Quand on vient à Dijon, qu’on a la possibilité d’avoir au moins deux buts d’avance à la mi-temps et que finalement, on perd, il y a forcément de quoi être déçu.

 

Avez-vous payé un manque d’efficacité de vos attaquants ?
Oui, c’est possible. Ou peut-être le terrain difficile. En réalité, nous avons réalisé une seconde mi-temps absolument catastrophique. Dijon ne pouvait marquer que sur un contre ou sur un coup de pied arrêté. Et comme nous avons commis des erreurs de marquage… Encore une fois, nous encaissons des buts évitables.

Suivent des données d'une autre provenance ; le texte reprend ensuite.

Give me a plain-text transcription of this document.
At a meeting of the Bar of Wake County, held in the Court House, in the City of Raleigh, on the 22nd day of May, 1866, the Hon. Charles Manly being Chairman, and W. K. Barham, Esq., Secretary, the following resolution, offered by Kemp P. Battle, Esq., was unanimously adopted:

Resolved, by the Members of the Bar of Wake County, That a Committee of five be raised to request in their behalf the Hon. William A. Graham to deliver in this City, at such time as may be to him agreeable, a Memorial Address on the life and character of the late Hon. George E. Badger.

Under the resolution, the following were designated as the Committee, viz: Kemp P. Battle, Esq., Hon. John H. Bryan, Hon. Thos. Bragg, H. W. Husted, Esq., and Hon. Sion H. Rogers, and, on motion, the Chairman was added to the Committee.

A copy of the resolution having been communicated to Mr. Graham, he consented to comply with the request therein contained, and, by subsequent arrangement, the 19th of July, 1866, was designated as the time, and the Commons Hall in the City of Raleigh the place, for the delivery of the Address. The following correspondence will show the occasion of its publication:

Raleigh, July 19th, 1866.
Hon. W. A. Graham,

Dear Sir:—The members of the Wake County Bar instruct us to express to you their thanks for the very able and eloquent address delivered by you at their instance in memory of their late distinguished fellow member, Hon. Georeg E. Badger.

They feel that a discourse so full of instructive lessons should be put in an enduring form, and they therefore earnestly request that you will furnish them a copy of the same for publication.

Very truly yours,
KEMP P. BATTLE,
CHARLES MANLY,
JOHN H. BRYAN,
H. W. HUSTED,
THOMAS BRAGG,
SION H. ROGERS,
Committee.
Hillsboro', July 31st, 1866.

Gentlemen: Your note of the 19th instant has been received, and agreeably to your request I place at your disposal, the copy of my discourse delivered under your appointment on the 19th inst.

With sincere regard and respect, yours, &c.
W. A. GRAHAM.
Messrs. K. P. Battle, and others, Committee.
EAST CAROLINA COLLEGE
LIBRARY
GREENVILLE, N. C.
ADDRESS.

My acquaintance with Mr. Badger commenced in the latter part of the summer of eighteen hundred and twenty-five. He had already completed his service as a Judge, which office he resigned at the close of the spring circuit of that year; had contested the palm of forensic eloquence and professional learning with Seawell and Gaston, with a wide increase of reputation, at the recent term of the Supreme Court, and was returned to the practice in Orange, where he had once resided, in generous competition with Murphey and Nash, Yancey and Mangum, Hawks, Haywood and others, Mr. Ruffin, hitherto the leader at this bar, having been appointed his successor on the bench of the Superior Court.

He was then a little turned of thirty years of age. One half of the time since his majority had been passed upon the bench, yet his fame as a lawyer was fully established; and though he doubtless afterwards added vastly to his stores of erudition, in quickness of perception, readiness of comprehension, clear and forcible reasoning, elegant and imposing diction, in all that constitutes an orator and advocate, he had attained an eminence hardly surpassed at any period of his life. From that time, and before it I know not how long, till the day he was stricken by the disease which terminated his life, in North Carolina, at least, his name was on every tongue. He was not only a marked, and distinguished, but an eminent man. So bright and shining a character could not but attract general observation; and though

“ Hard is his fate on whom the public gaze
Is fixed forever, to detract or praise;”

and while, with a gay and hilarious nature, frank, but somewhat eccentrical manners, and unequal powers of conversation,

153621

En seconde période, Bordeaux n’a pas réussi à se procurer d’occasion, hormis en toute fin de match, quand Dijon menait 2-0. On a l’impression que vous équipe est sortie du match…
Elle est sortie du match. Mais quand on sort du match, il faut savoir se montrer solide derrière, être rigoureux, ne pas encaisser de but et se relancer ! Cela, nous n’avons pas su le faire. Si on a deux buts d’avance et qu’on sort du match, même si l’adversaire parvient à marquer, on a encore le temps de se retourner. Mais à partir du moment où nous avons encaissé le premier but, c’était plié. Je savais que nous ne pourrions pas revenir. Et comme Dijon a marqué le deuxième très rapidement… Mais quelque part, je ne suis même pas étonné de ce qui s’est passé ici…

 

C’est-à-dire ?
J’avais été obligé d’effectuer un rappel à l’ordre cette semaine à l’entraînement.

 

A cause d’un relâchement, suite aux derniers bons résultats ?
Oui, un peu… Et puis, c’est difficile de préparer un match aussi important quand on se retrouve à dix ou douze sur le terrain pendant plusieurs jours. Nous avions beaucoup d’internationaux pris par leurs sélections respectives. Or, j’ai une équipe fragile, qui a besoin de cohésion, qui a besoin de temps pour travailler ses automatismes. Cette trêve internationale a coupé une dynamique…»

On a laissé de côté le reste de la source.